Artisan Women of Hope Project

The Women of Hope Project is an organization in Kabul, Afghanistan that seeks to restore hope and dignity to women who have been oppressed and denied personal freedom, health, opportunity, and respect. In a country where women are often forbidden from getting an education or seeking work outside of their homes, the project empowers women by providing training in embroidery skills, literacy classes and small business development and management courses. Many of these women are widowed or have husbands who are now physically disabled as a result of the war and can no longer provide for the family. By providing work that the artisans can do from home, Women of Hope enables these women to provide an income for their family when it was previously impossible. Women can now pay for their children to attend school and get the education that was never available to them.

Women of Hope works directly with about 120 women, but countless lives benefit from the project. Each woman that participates in Women of Hope goes on to train at least six other women and most have developed neighborhood groups where they teach others to produce goods. Previously, their social lives were limited to interaction with those living within their family compounds, but now they have a special social network where they can share their joys and frustrations in a safe and loving environment.

Artisan Nazanee

At 45 years old, Nazanee is the mother of eight children. During the war, she and her family fled to Iran as refugees, though she describes her life in Iran as "unlucky." On their journey to Iran, they were abused, and once in Iran, the abuse continued and they were denied work permits. She and her family had to find odd jobs and beg for support from their family. Her husband was captured by enemy forces and tortured, and as a result, suffers from Post Traumatic Stress Disorder and was too afraid to leave the house.

A friend noticed Nazanee's desperate situation and brought her to the Women of Hope Project's Embroidery Center to see if they could help her. Nazanee brought items from her wedding dowry to sell, and Women of Hope was impressed with her artistry. Soon, Nazanee began working with the Women of Hope Project. Now, she beams when she talks about how God has blessed her family, how her children are going to school and her husband is starting to take short walks outside near their home.

Artisan Satara

Life has always been difficult for Satara; from the time she was born, war has been raging all around her. When she was a young girl, her father, brother and a younger sister were killed in a bombing raid of their neighborhood in Kabul. Her mother has never fully recovered emotionally from the tragic loss and has not been able to work since then. Though Satara was just a girl at the time, she had to find a way to support her family. The Taliban was still in power and women were not allowed to work and were strictly forbidden from walking on the street without a male relative. Since all of her male relatives had been killed, she had few options but to beg door to door for the mercy of her neighbors (who were also suffering from extreme poverty) to give her their leftover bread and small change to buy food for her family. Living with her sister and mother in one room of a small mud-brick house, Satara managed to scrape by.
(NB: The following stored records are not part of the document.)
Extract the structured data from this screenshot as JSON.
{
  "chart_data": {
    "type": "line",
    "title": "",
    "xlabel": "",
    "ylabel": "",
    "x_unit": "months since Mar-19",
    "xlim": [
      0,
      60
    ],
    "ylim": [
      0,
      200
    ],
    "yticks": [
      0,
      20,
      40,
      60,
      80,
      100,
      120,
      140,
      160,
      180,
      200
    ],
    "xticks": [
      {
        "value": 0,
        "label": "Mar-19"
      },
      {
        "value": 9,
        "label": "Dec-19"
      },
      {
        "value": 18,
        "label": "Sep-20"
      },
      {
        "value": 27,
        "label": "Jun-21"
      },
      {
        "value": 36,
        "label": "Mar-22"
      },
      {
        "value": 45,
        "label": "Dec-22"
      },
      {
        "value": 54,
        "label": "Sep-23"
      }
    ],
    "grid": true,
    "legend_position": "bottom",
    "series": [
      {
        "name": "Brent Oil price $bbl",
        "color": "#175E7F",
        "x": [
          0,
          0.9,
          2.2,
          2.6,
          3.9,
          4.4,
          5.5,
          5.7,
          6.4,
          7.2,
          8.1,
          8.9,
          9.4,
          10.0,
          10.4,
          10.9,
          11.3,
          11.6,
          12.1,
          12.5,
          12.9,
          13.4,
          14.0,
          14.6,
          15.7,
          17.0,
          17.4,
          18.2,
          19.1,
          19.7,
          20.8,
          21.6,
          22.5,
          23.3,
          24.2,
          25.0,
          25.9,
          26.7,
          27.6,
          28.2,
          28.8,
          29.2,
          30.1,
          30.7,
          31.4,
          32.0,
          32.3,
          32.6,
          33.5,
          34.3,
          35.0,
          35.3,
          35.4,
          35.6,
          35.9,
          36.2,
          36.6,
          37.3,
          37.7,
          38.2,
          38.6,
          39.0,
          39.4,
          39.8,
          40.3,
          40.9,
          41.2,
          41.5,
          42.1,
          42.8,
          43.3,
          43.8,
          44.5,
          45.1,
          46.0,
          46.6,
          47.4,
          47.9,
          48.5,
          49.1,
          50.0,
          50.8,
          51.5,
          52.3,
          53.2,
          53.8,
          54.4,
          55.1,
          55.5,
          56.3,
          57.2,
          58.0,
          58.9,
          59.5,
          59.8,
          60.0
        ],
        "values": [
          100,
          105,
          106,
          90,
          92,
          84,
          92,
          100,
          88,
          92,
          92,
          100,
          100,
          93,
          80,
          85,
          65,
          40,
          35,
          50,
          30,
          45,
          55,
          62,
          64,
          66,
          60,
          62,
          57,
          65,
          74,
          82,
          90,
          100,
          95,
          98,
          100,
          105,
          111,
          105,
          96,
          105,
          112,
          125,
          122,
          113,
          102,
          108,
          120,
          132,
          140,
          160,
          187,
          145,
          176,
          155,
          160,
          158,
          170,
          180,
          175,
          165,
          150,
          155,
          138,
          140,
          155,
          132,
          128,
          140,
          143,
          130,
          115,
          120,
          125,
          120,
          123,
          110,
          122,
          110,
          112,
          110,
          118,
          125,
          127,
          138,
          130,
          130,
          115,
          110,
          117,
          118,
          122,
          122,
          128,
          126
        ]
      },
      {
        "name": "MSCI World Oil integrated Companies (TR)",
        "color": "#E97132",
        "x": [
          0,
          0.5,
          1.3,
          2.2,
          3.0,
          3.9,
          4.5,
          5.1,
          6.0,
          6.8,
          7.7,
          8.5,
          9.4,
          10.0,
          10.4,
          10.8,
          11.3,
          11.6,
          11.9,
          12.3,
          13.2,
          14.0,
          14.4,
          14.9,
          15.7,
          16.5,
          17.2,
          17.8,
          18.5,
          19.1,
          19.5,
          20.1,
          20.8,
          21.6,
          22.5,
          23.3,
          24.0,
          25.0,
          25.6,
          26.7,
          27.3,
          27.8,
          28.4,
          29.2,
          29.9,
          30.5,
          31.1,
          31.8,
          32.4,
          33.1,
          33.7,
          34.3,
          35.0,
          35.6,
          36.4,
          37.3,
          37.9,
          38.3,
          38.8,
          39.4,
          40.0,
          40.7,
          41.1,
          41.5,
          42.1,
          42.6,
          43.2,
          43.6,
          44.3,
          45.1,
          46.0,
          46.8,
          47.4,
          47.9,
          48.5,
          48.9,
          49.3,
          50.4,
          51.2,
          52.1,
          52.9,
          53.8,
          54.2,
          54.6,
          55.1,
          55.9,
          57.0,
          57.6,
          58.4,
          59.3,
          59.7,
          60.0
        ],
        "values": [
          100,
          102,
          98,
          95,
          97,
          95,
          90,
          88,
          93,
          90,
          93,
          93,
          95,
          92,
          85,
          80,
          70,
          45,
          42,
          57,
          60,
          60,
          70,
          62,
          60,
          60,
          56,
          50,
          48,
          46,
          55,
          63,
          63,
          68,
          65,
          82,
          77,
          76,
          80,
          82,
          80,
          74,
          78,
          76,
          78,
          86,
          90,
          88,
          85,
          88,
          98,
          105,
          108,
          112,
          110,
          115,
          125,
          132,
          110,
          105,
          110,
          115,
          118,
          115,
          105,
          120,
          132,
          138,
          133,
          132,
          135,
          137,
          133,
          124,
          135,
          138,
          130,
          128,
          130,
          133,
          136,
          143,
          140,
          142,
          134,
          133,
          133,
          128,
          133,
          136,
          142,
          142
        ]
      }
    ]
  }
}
Eventually she came to the embroidery center with the hope of selling some pieces to buy food for her family. The quality of her work was exquisite but was sewn on old scraps of clothing since she had never had any money to spend on good pieces of fabric. Recognizing her potential, Women of Hope invited Satara to join the project and gave her a starting supply of fabric, silk thread and needles. Satara wept at the prospect of finally being able to practice her skills with such fine materials. Today, Satara is one of the finest producers at Women of Hope, and earns enough money to pay her mother's medical bills, send her sister to school, pay the rent and supply the family with clothing and food. Now, when Satara tells her story, she cries tears of joy that she has been able to overcome such overwhelming heartache, poverty and suffering. She sees a bright future ahead of her.